In our study, we used both hybrid, statistic-based IR (ASIR) and full knowledge-based IR (MBIR) algorithms to help compensate for the increased image noise in 80 kVp scanning. Although the hybrid IR technique was also able to significantly reduce the image noise on CT compared with FBP reconstruction, a certain amount of image noise and artifacts remained. Such remnant image noise may have been responsible for the intermediate image quality observed with the 80 kVp ASIR setting. On the other hand, full IR was observed to further decrease image noise, generating virtually noise-free images. Knowledge-based full IR is a new algorithm, which unlike previous IR algorithms, does not involve blending with FBP images, and although it may be mathematically more complex, it is also more accurate [
9-
11]. The knowledge-based approach accurately determines data, image statistics, and system models, which depict the geometry and physical characteristics of the CT scanner. Owing to its computational complexity, the full IR algorithm requires somewhat longer reconstruction times [
9-
11], however, with continued rapid improvement in computer hardware, a reduction in reconstruction times can be expected. With the superior results demonstrated with MBIR in this study as well as in previous studies [
9-
11], removing this limitation of reconstruction time may eventually enable the replacement of ASIR with knowledge-based IR in the near future.

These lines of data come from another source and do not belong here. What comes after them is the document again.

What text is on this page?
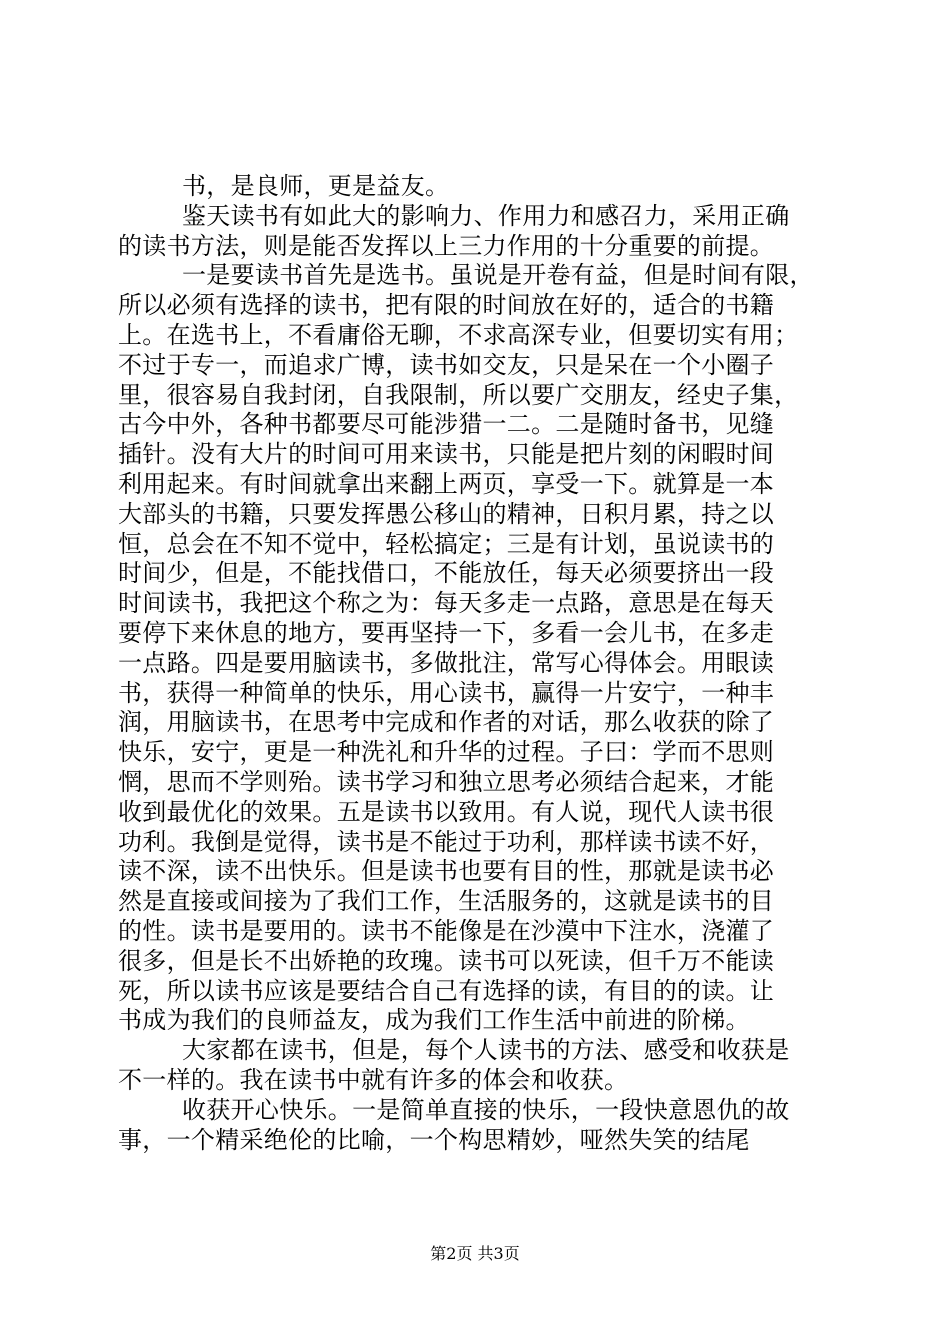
书，是良师，更是益友。
鉴天读书有如此大的影响力、作用力和感召力，采用正确
的读书方法，则是能否发挥以上三力作用的十分重要的前提。
一是要读书首先是选书。虽说是开卷有益，但是时间有限，
所以必须有选择的读书，把有限的时间放在好的，适合的书籍
上。在选书上，不看庸俗无聊，不求高深专业，但要切实有用；
不过于专一，而追求广博，读书如交友，只是呆在一个小圈子
里，很容易自我封闭，自我限制，所以要广交朋友，经史子集，
古今中外，各种书都要尽可能涉猎一二。二是随时备书，见缝
插针。没有大片的时间可用来读书，只能是把片刻的闲暇时间
利用起来。有时间就拿出来翻上两页，享受一下。就算是一本
大部头的书籍，只要发挥愚公移山的精神，日积月累，持之以
恒，总会在不知不觉中，轻松搞定；三是有计划，虽说读书的
时间少，但是，不能找借口，不能放任，每天必须要挤出一段
时间读书，我把这个称之为：每天多走一点路，意思是在每天
要停下来休息的地方，要再坚持一下，多看一会儿书，在多走
一点路。四是要用脑读书，多做批注，常写心得体会。用眼读
书，获得一种简单的快乐，用心读书，赢得一片安宁，一种丰
润，用脑读书，在思考中完成和作者的对话，那么收获的除了
快乐，安宁，更是一种洗礼和升华的过程。子曰：学而不思则
惘，思而不学则殆。读书学习和独立思考必须结合起来，才能
收到最优化的效果。五是读书以致用。有人说，现代人读书很
功利。我倒是觉得，读书是不能过于功利，那样读书读不好，
读不深，读不出快乐。但是读书也要有目的性，那就是读书必
然是直接或间接为了我们工作，生活服务的，这就是读书的目
的性。读书是要用的。读书不能像是在沙漠中下注水，浇灌了
很多，但是长不出娇艳的玫瑰。读书可以死读，但千万不能读
死，所以读书应该是要结合自己有选择的读，有目的的读。让
书成为我们的良师益友，成为我们工作生活中前进的阶梯。
大家都在读书，但是，每个人读书的方法、感受和收获是
不一样的。我在读书中就有许多的体会和收获。
收获开心快乐。一是简单直接的快乐，一段快意恩仇的故
事，一个精采绝伦的比喻，一个构思精妙，哑然失笑的结尾
第2页 共3页
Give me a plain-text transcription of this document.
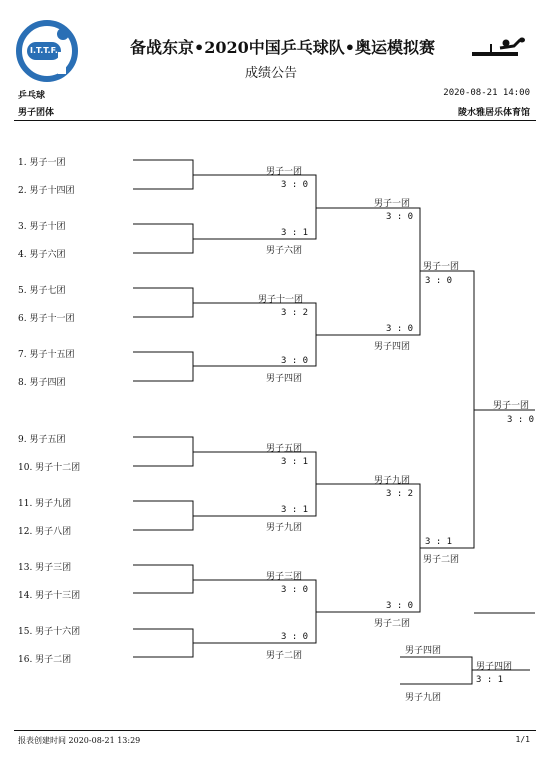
I.T.T.F.	备战东京•2020中国乒乓球队•奥运模拟赛
成绩公告
乒乓球
男子团体
2020-08-21 14:00
陵水雅居乐体育馆
1. 男子一团
2. 男子十四团
3. 男子十团
4. 男子六团
5. 男子七团
6. 男子十一团
7. 男子十五团
8. 男子四团
9. 男子五团
10. 男子十二团
11. 男子九团
12. 男子八团
13. 男子三团
14. 男子十三团
15. 男子十六团
16. 男子二团
男子一团
3 : 0
男子六团
3 : 1
男子十一团
3 : 2
男子四团
3 : 0
男子五团
3 : 1
男子九团
3 : 1
男子三团
3 : 0
男子二团
3 : 0
男子一团
3 : 0
男子四团
3 : 0
男子九团
3 : 2
男子二团
3 : 0
男子一团
3 : 0
男子二团
3 : 1
男子一团
3 : 0
男子四团
男子九团
男子四团
3 : 1
报表创建时间 2020-08-21 13:29	1/1
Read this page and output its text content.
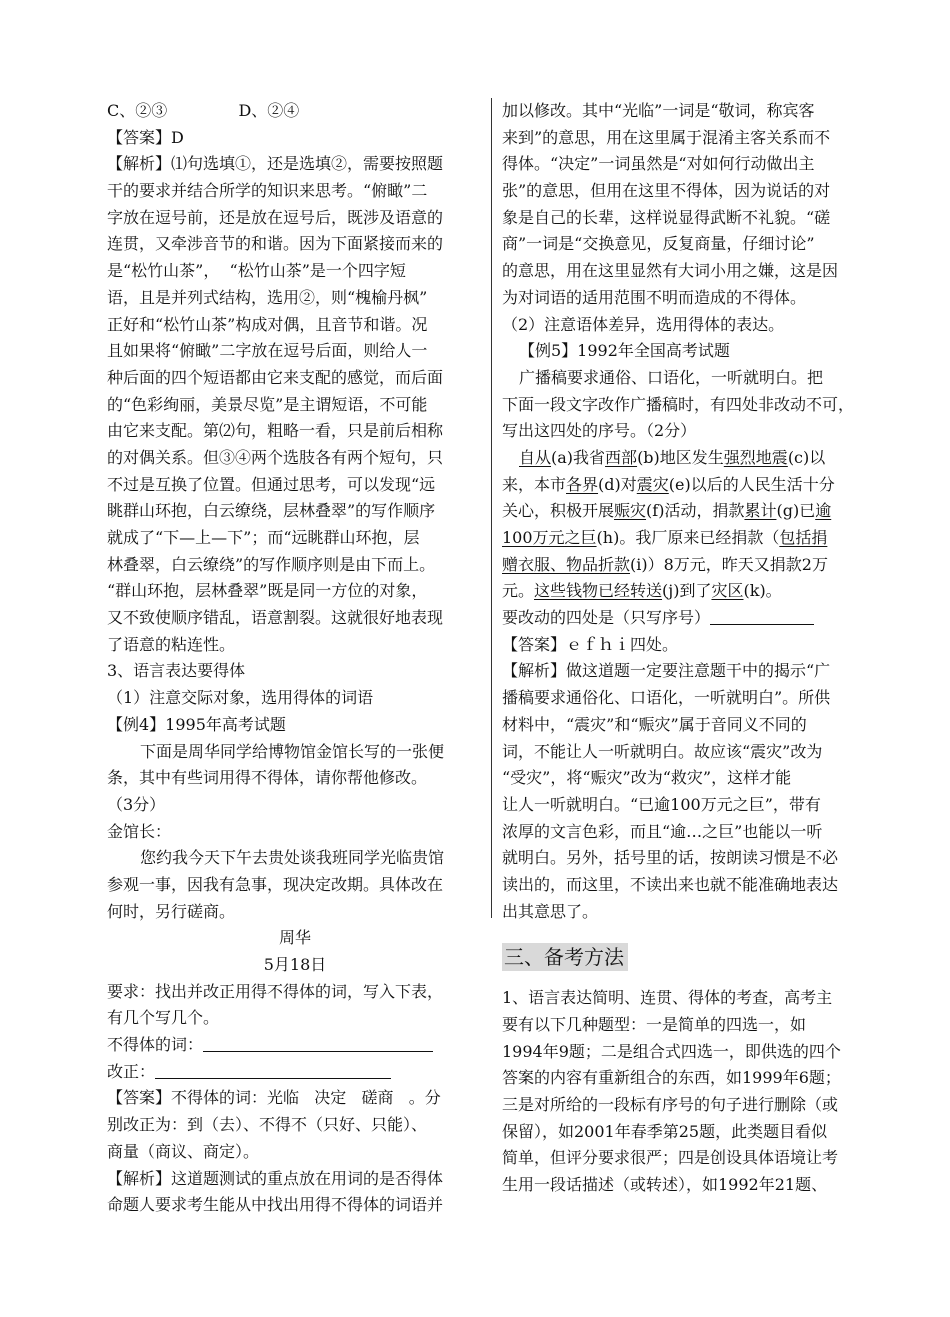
C、②③              D、②④
【答案】D
【解析】⑴句选填①，还是选填②，需要按照题
干的要求并结合所学的知识来思考。“俯瞰”二
字放在逗号前，还是放在逗号后，既涉及语意的
连贯，又牵涉音节的和谐。因为下面紧接而来的
是“松竹山茶”，  “松竹山茶”是一个四字短
语，且是并列式结构，选用②，则“槐榆丹枫”
正好和“松竹山茶”构成对偶，且音节和谐。况
且如果将“俯瞰”二字放在逗号后面，则给人一
种后面的四个短语都由它来支配的感觉，而后面
的“色彩绚丽，美景尽览”是主谓短语，不可能
由它来支配。第⑵句，粗略一看，只是前后相称
的对偶关系。但③④两个选肢各有两个短句，只
不过是互换了位置。但通过思考，可以发现“远
眺群山环抱，白云缭绕，层林叠翠”的写作顺序
就成了“下—上—下”；而“远眺群山环抱，层
林叠翠，白云缭绕”的写作顺序则是由下而上。
“群山环抱，层林叠翠”既是同一方位的对象，
又不致使顺序错乱，语意割裂。这就很好地表现
了语意的粘连性。
3、语言表达要得体
（1）注意交际对象，选用得体的词语
【例4】1995年高考试题
下面是周华同学给博物馆金馆长写的一张便
条，其中有些词用得不得体，请你帮他修改。
（3分）
金馆长：
您约我今天下午去贵处谈我班同学光临贵馆
参观一事，因我有急事，现决定改期。具体改在
何时，另行磋商。
周华
5月18日
要求：找出并改正用得不得体的词，写入下表，
有几个写几个。
不得体的词：
改正：
【答案】不得体的词：光临   决定   磋商   。分
别改正为：到（去）、不得不（只好、只能）、
商量（商议、商定）。
【解析】这道题测试的重点放在用词的是否得体
命题人要求考生能从中找出用得不得体的词语并
加以修改。其中“光临”一词是“敬词，称宾客
来到”的意思，用在这里属于混淆主客关系而不
得体。“决定”一词虽然是“对如何行动做出主
张”的意思，但用在这里不得体，因为说话的对
象是自己的长辈，这样说显得武断不礼貌。“磋
商”一词是“交换意见，反复商量，仔细讨论”
的意思，用在这里显然有大词小用之嫌，这是因
为对词语的适用范围不明而造成的不得体。
（2）注意语体差异，选用得体的表达。
【例5】1992年全国高考试题
广播稿要求通俗、口语化，一听就明白。把
下面一段文字改作广播稿时，有四处非改动不可，
写出这四处的序号。（2分）
自从(a)我省西部(b)地区发生强烈地震(c)以
来，本市各界(d)对震灾(e)以后的人民生活十分
关心，积极开展赈灾(f)活动，捐款累计(g)已逾
100万元之巨(h)。我厂原来已经捐款（包括捐
赠衣服、物品折款(i)）8万元，昨天又捐款2万
元。这些钱物已经转送(j)到了灾区(k)。
要改动的四处是（只写序号）
【答案】ｅｆｈｉ四处。
【解析】做这道题一定要注意题干中的揭示“广
播稿要求通俗化、口语化，一听就明白”。所供
材料中，“震灾”和“赈灾”属于音同义不同的
词，不能让人一听就明白。故应该“震灾”改为
“受灾”，将“赈灾”改为“救灾”，这样才能
让人一听就明白。“已逾100万元之巨”，带有
浓厚的文言色彩，而且“逾…之巨”也能以一听
就明白。另外，括号里的话，按朗读习惯是不必
读出的，而这里，不读出来也就不能准确地表达
出其意思了。
三、备考方法
1、语言表达简明、连贯、得体的考查，高考主
要有以下几种题型：一是简单的四选一，如
1994年9题；二是组合式四选一，即供选的四个
答案的内容有重新组合的东西，如1999年6题；
三是对所给的一段标有序号的句子进行删除（或
保留），如2001年春季第25题，此类题目看似
简单，但评分要求很严；四是创设具体语境让考
生用一段话描述（或转述），如1992年21题、
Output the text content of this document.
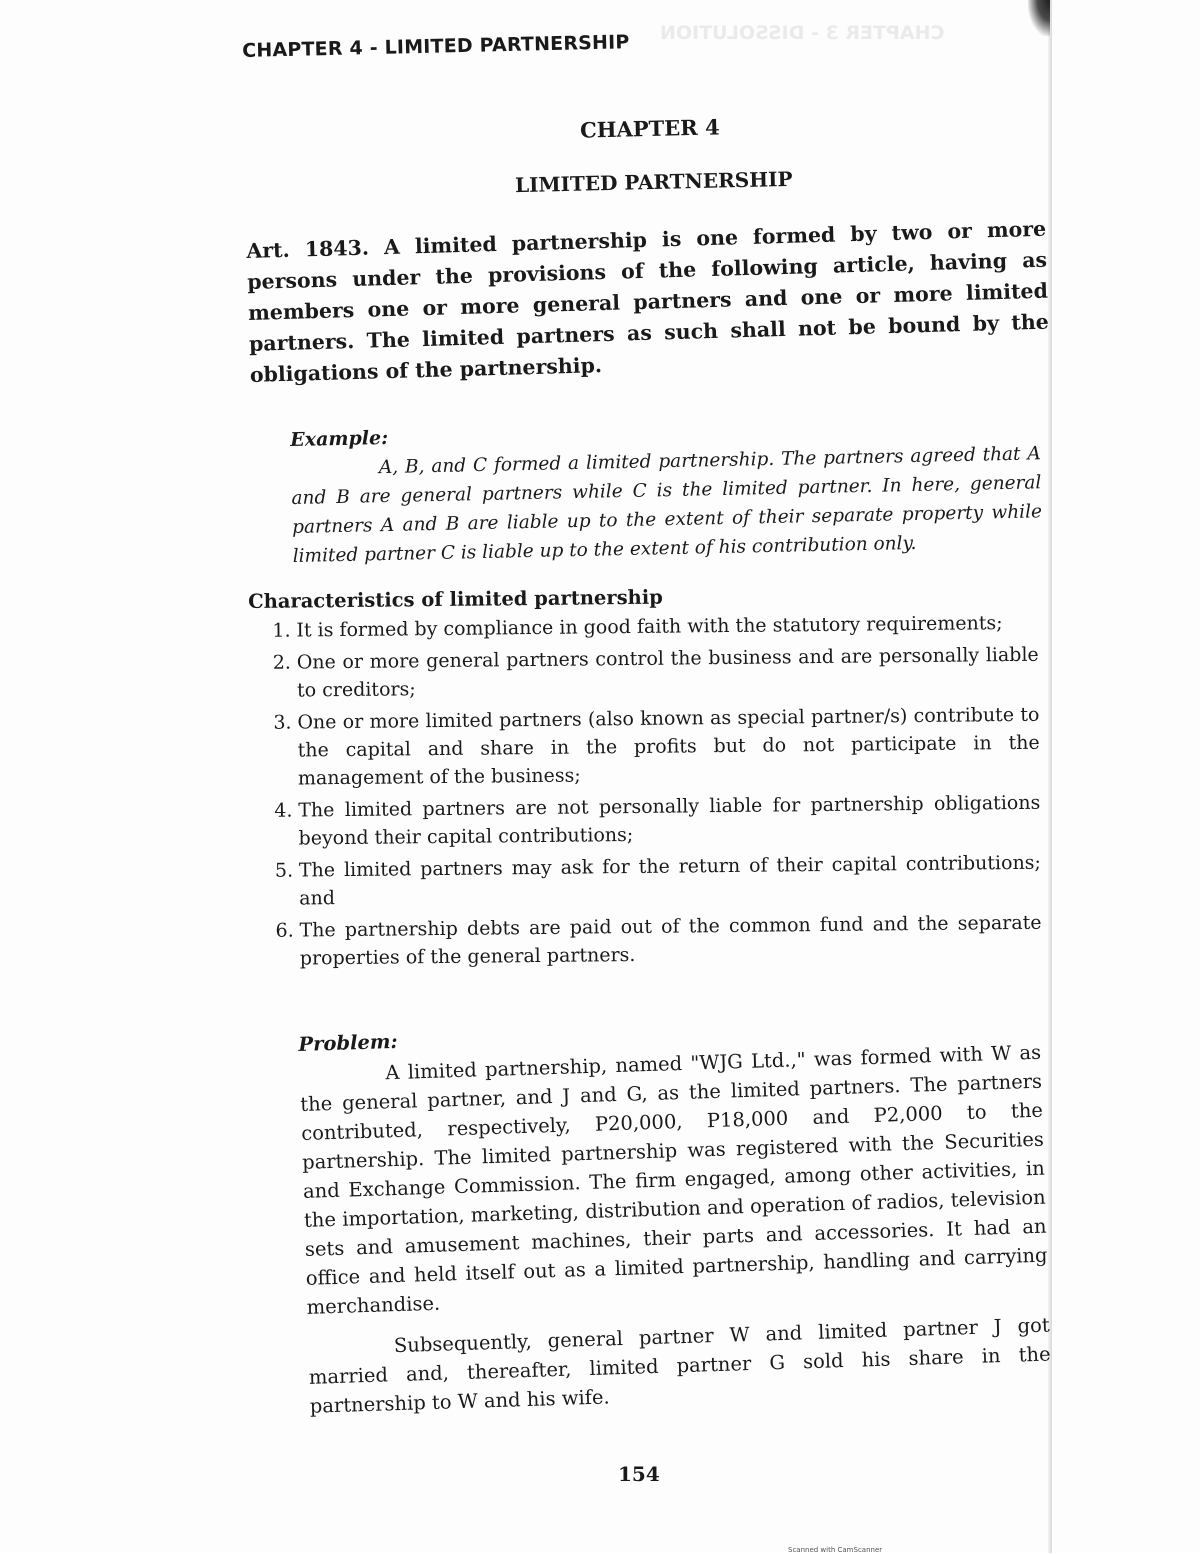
CHAPTER 3 - DISSOLUTION
CHAPTER 4 - LIMITED PARTNERSHIP
CHAPTER 4
LIMITED PARTNERSHIP
Art. 1843. A limited partnership is one formed by two or more persons under the provisions of the following article, having as members one or more general partners and one or more limited partners. The limited partners as such shall not be bound by the obligations of the partnership.
Example:
A, B, and C formed a limited partnership. The partners agreed that A and B are general partners while C is the limited partner. In here, general partners A and B are liable up to the extent of their separate property while limited partner C is liable up to the extent of his contribution only.
Characteristics of limited partnership
1. It is formed by compliance in good faith with the statutory requirements;
2. One or more general partners control the business and are personally liable to creditors;
3. One or more limited partners (also known as special partner/s) contribute to the capital and share in the profits but do not participate in the management of the business;
4. The limited partners are not personally liable for partnership obligations beyond their capital contributions;
5. The limited partners may ask for the return of their capital contributions; and
6. The partnership debts are paid out of the common fund and the separate properties of the general partners.
Problem:

A limited partnership, named "WJG Ltd.," was formed with W as the general partner, and J and G, as the limited partners. The partners contributed, respectively, P20,000, P18,000 and P2,000 to the partnership. The limited partnership was registered with the Securities and Exchange Commission. The firm engaged, among other activities, in the importation, marketing, distribution and operation of radios, television sets and amusement machines, their parts and accessories. It had an office and held itself out as a limited partnership, handling and carrying merchandise.

Subsequently, general partner W and limited partner J got married and, thereafter, limited partner G sold his share in the partnership to W and his wife.

154
Scanned with CamScanner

Our study has several limitations. First, while the TNBSA-induced IBD model is advantageous in terms of its high success rate, it does not fully reflect all disease states from acute to chronic in patients with IBD. However, as we had initially planned to establish an acute IBD model, establishing the full disease spectrum was beyond the scope of our current study. In addition, although our purpose was to examine IBD, inflammation is limited to the colon and does not model small bowel involvement. However, since the mechanism of acute inflammation is mediated through the same cascade in different organs, we can expect similar results for small bowel inflammation imaging. Second, an animal study cannot truly represent a human study with different body sizes and body compositions. Considering that radiation dose is highly dependent on body habitus, our study results cannot be directly applicable to human subjects. Third, we only analyzed CT images obtained from a single-vendor CT scanner whose IR algorithms may not be the same as those of other CT scanners available from different vendors. According to a recent article by Löve et al. [
12], although most IR algorithms have been shown to improve image quality and reduce image noise, different IR algorithms by different CT vendors have their own strengths and weaknesses. Therefore, our results may not be directly applicable to other IR algorithms of different CT scanners.
In conclusion, ultra-low dose 80 kVp CT is not feasible using the standard FBP algorithm. However, with the application of IR algorithms, the diagnostic performance of 80 kVp CT was acceptable in a rabbit IBD model and on par with that reconstructed with conventional 120 kVp FBP.